Cardiologist Sentenced To 20 Years Following Conviction For Fraud In Billing Medicare And Private Insurers For Medically Unnecessary Tests And Cardiac Procedures

Posted On Monday, December 28, 2015
By: Alexander M. Owens

An Ohio cardiologist who was convicted by a jury of engaging in a $29 million dollar healthcare fraud scheme was sentenced on December 18, 2015 to 20 years in prison.  Harold Persaud, M.D. had run his own medical practice and also had hospital privileges at three Ohio hospitals.  The government alleged and presented evidence that over approximately six years, from 2006 to 2012, Persaud not only used erroneous, more expensive billing codes to bilk insurers into overcompensating his practice, but also subjected his patients to unnecessary diagnostic tests and procedures. 
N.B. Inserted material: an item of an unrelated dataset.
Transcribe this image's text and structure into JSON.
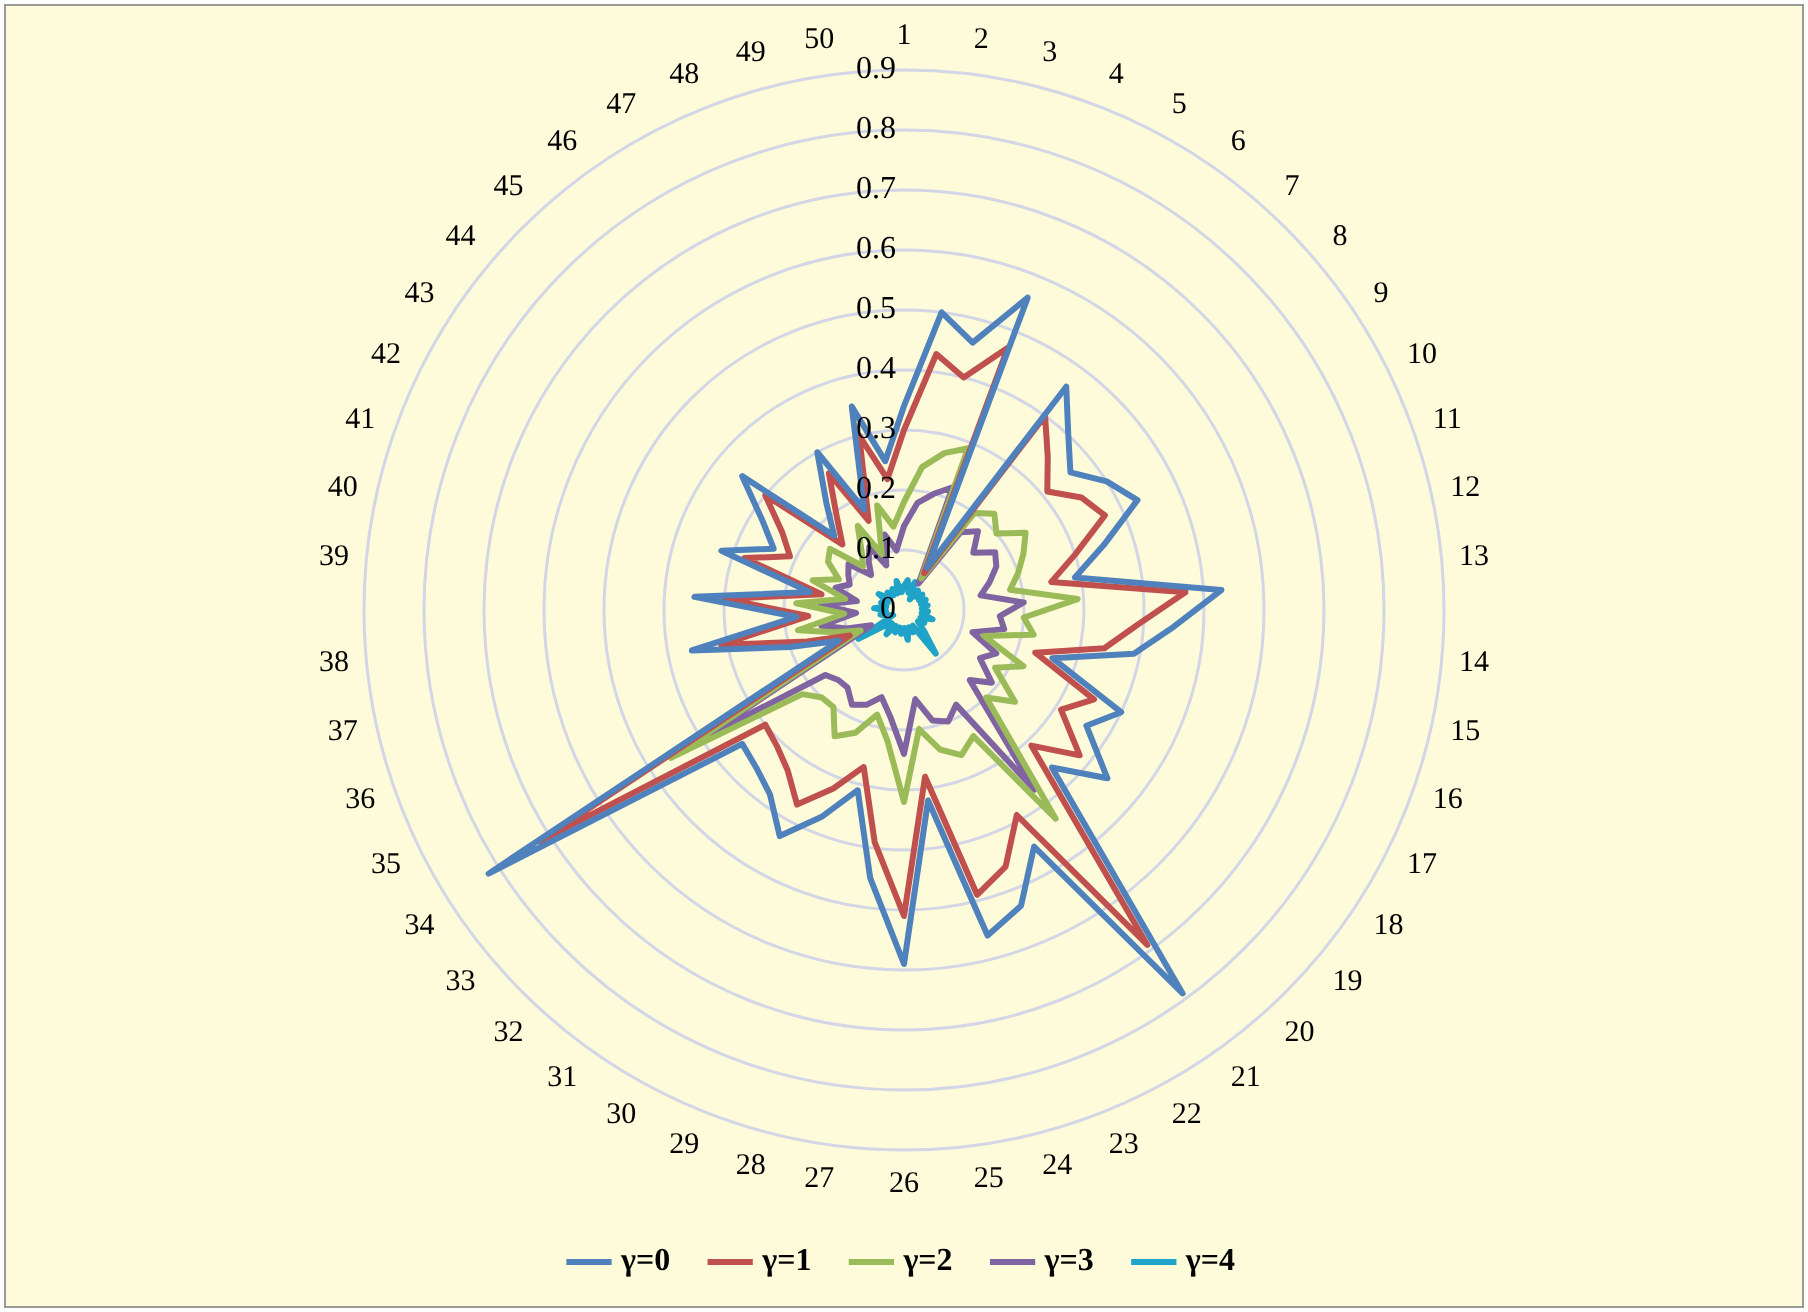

The Government’s case emphasized the fact that Persaud’s scheme was both well-calculated to lead to overpayment, and placed the health of his patients in jeopardy.  For example, in some instances, Persaud reported false test results in order to justify the placement of cardiac stents in patients, resulting in medically unnecessary invasive procedures.  Persaud also referred patients for unnecessary coronary bypass surgeries, which allowed him to then perform expensive follow-up testing.  While the government placed the intended loss of Persaud’s scheme at $29 million, the evidence indicated that Persaud personally realized approximately $5.7 million. 

The FBI started its investigation in 2012.  The three hospitals where Persaud provided care and performed procedures started their own investigations into the propriety and necessity of Persaud’s procedures.  The government’s investigation resulted in a multi-count indictment, to which Dr. Persaud maintained his innocence through trial. 

Following a four week jury trial, Persaud was found guilty of one count of health care fraud, one count of engaging in monetary transactions with property derived from criminal activity, and 13 counts of making false statements.  At his sentencing hearing Persaud did not embrace contrition.  Rather, in an over 30 minute dialogue, Persaud asserted that he could explain why he performed each of the procedures.  A restitution hearing is scheduled for January 2016.  Persaud also faces civil suits arising from his fraudulent scheme.   

U.S. District Judge Donald Nugent’s twenty year sentence demonstrates the significant consequences for health care practitioners who cannot appropriately and adequately demonstrate the medical necessity for medical procedures, particularly where the fraudulent conduct does not simply result in higher reimbursement, but unnecessarily jeopardizes the health and safety of patients.